The grandmother of 2- and 3-year-old children who recently slept on the floor of an Arkansas Department of Human Service's office said she doesn't understand why the agency won't give her custody of the youngsters.
The children and their four older siblings were among 17 taken from vehicles as they headed toward the Texas border on Nov. 18, 2008.
Arkansas circuit judges authorized the removals amid allegations that children of Tony Alamo Christian Ministries loyalists were in danger of being abused or neglected.
"How can they possibly be better off sleeping on an office floor than in a loving home with their grandmother?" said Dana Minnabarriet, who left the ministry five years ago. "The two youngest don't really know me. So what? I'm their family and I want them."

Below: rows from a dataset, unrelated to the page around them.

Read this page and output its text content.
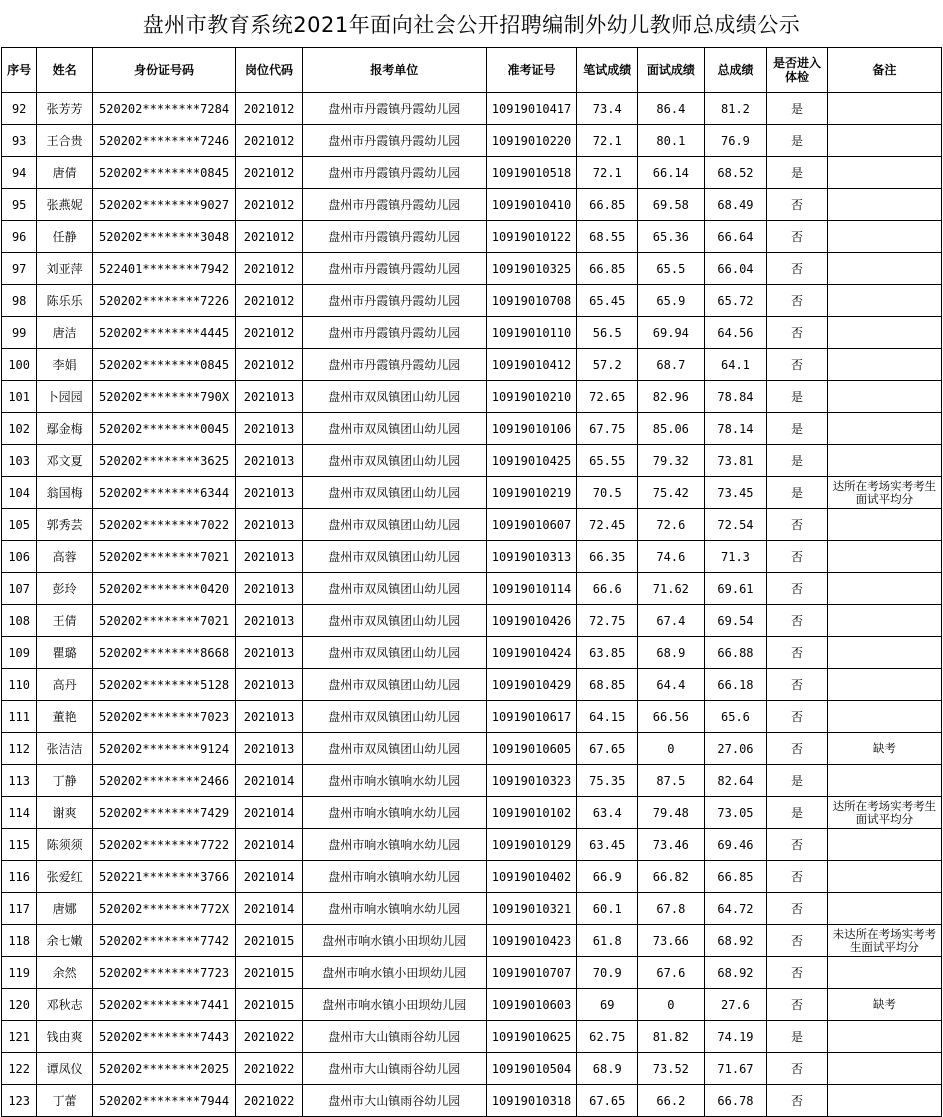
盘州市教育系统2021年面向社会公开招聘编制外幼儿教师总成绩公示
序号	姓名	身份证号码	岗位代码	报考单位	准考证号	笔试成绩	面试成绩	总成绩	是否进入体检	备注
92	张芳芳	520202********7284	2021012	盘州市丹霞镇丹霞幼儿园	10919010417	73.4	86.4	81.2	是	
93	王合贵	520202********7246	2021012	盘州市丹霞镇丹霞幼儿园	10919010220	72.1	80.1	76.9	是	
94	唐倩	520202********0845	2021012	盘州市丹霞镇丹霞幼儿园	10919010518	72.1	66.14	68.52	是	
95	张燕妮	520202********9027	2021012	盘州市丹霞镇丹霞幼儿园	10919010410	66.85	69.58	68.49	否	
96	任静	520202********3048	2021012	盘州市丹霞镇丹霞幼儿园	10919010122	68.55	65.36	66.64	否	
97	刘亚萍	522401********7942	2021012	盘州市丹霞镇丹霞幼儿园	10919010325	66.85	65.5	66.04	否	
98	陈乐乐	520202********7226	2021012	盘州市丹霞镇丹霞幼儿园	10919010708	65.45	65.9	65.72	否	
99	唐洁	520202********4445	2021012	盘州市丹霞镇丹霞幼儿园	10919010110	56.5	69.94	64.56	否	
100	李娟	520202********0845	2021012	盘州市丹霞镇丹霞幼儿园	10919010412	57.2	68.7	64.1	否	
101	卜园园	520202********790X	2021013	盘州市双凤镇团山幼儿园	10919010210	72.65	82.96	78.84	是	
102	鄢金梅	520202********0045	2021013	盘州市双凤镇团山幼儿园	10919010106	67.75	85.06	78.14	是	
103	邓文夏	520202********3625	2021013	盘州市双凤镇团山幼儿园	10919010425	65.55	79.32	73.81	是	
104	翁国梅	520202********6344	2021013	盘州市双凤镇团山幼儿园	10919010219	70.5	75.42	73.45	是	达所在考场实考考生面试平均分
105	郭秀芸	520202********7022	2021013	盘州市双凤镇团山幼儿园	10919010607	72.45	72.6	72.54	否	
106	高蓉	520202********7021	2021013	盘州市双凤镇团山幼儿园	10919010313	66.35	74.6	71.3	否	
107	彭玲	520202********0420	2021013	盘州市双凤镇团山幼儿园	10919010114	66.6	71.62	69.61	否	
108	王倩	520202********7021	2021013	盘州市双凤镇团山幼儿园	10919010426	72.75	67.4	69.54	否	
109	瞿璐	520202********8668	2021013	盘州市双凤镇团山幼儿园	10919010424	63.85	68.9	66.88	否	
110	高丹	520202********5128	2021013	盘州市双凤镇团山幼儿园	10919010429	68.85	64.4	66.18	否	
111	董艳	520202********7023	2021013	盘州市双凤镇团山幼儿园	10919010617	64.15	66.56	65.6	否	
112	张洁洁	520202********9124	2021013	盘州市双凤镇团山幼儿园	10919010605	67.65	0	27.06	否	缺考
113	丁静	520202********2466	2021014	盘州市响水镇响水幼儿园	10919010323	75.35	87.5	82.64	是	
114	谢爽	520202********7429	2021014	盘州市响水镇响水幼儿园	10919010102	63.4	79.48	73.05	是	达所在考场实考考生面试平均分
115	陈须须	520202********7722	2021014	盘州市响水镇响水幼儿园	10919010129	63.45	73.46	69.46	否	
116	张爱红	520221********3766	2021014	盘州市响水镇响水幼儿园	10919010402	66.9	66.82	66.85	否	
117	唐娜	520202********772X	2021014	盘州市响水镇响水幼儿园	10919010321	60.1	67.8	64.72	否	
118	余七嫩	520202********7742	2021015	盘州市响水镇小田坝幼儿园	10919010423	61.8	73.66	68.92	否	未达所在考场实考考生面试平均分
119	余然	520202********7723	2021015	盘州市响水镇小田坝幼儿园	10919010707	70.9	67.6	68.92	否	
120	邓秋志	520202********7441	2021015	盘州市响水镇小田坝幼儿园	10919010603	69	0	27.6	否	缺考
121	钱由爽	520202********7443	2021022	盘州市大山镇雨谷幼儿园	10919010625	62.75	81.82	74.19	是	
122	谭凤仪	520202********2025	2021022	盘州市大山镇雨谷幼儿园	10919010504	68.9	73.52	71.67	否	
123	丁蕾	520202********7944	2021022	盘州市大山镇雨谷幼儿园	10919010318	67.65	66.2	66.78	否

Minnabarriet said DHS contacted her daughter, Miriam Krantz, and son-in-law, Bert Krantz, Thursday.
"They wanted them to bring blankets and stuff for the kids because they didn't have any," Minnabarriet said. "They stayed with them until 2 a.m. until they fell asleep. The kids were so scared."
DHS spokeswoman Julie Munsell said she couldn't comment about the specifics of a custody case but said children sleeping on an office floor isn't an acceptable arrangement.
The Krantz' other four children, the oldest of whom is 12, are in foster homes in other parts of the state. For unknown reasons, the two youngest children were allegedly removed from their foster placement Thursday and DHS had no place for them to go, Minnabarriet said.
Minnabarriet said she learned of the state's mass removal of children hours after it occurred. She said she was at DHS' office in Texarkana the next day.
She said she was living in Oklahoma at the time and was initially given the impression all six of her grandchildren would be placed in her custody.
But to date, officials haven't conducted the home study required for such a placement and have shown an unwillingness to consider her, Minnabarriet said.
"I decided to move to Texarkana because I thought that might make a difference," said Minnabarriet, who has rented a three-bedroom house on the Arkansas side of town.
She said she has fixed up rooms she hopes her six grandchildren will soon occupy.
Cheryl Barnes of CPS Watch, a Florida organization that advocates for parents with children involuntarily placed in foster care, said concerns Minnabarriet might not have the financial resources to provide for the kids and her prior association with Alamo Ministries possibly contributed to DHS' reluctance.
Minnabarriet said her other daughter and son are willing to contribute about $1,200 a month to help her care for their nephews and niece.
"The whole family's come together on this," Minnabarriet said. "I love my kids. I'll do anything."
Minnabarriet said she first became associated with the ministry in the 1960s but has lived independently of the church since the 1970s. She said she has never witnessed any of the abuses described by other former members.
"I left five years ago because my son needed me," Minnabarriet said. "When my kids call, I run. Now I'm here because my daughter needs my help. All I know is I'm here for my grandkids."
Bert Krantz, Minnabarriet's son-in-law, is one of two fathers suing DHS in federal court. The suit alleges the parents' civil rights are being violated.
In recent filings, snippets of transcripts of conversations with DHS staffers the Krantzes allegedly recorded create the appearance of an adversarial relationship between the agency and the parents.
The parents are prohibited from speaking publicly about the custody cases by a gag order issued following the release of confidential, videotaped interviews with six girls who were taken from Alamo properties in Fouke in September.
In a letter dated June 25, 2009, on file in the federal civil case and reportedly mailed to caseworker Kay Smallwood, Bert Krantz asks about court-ordered weekly visits with his children and why they weren't being allowed.
"You stated that you, ‘Frankly don't have time to do the visit,'" the letter quoted Smallwood as saying.
In a second conversation the same day, Krantz asked about visitation again.
"We again mentioned the court-ordered visit. You replied, ‘Yes and the court ordered that y'all would find housing and stuff, have you done that, have you done that,'" the letter alleged.
The house Minnabarriet has rented is furnished with bunk beds, play houses and adorned with family photos.
"I have 17 grandchildren. I know all their names, but don't ask me for their birthdays," she mused.
Minnabarriet said she intends to attend upcoming custody hearings concerning her six grandchildren before Circuit Judge Joe Griffin in Miller County.
"I can't answer that question until they get to the courtroom and tell me about it," Griffin said Friday when asked why Minnabarriet's quest for custody has been met with resistance. "That's the first I've heard about it."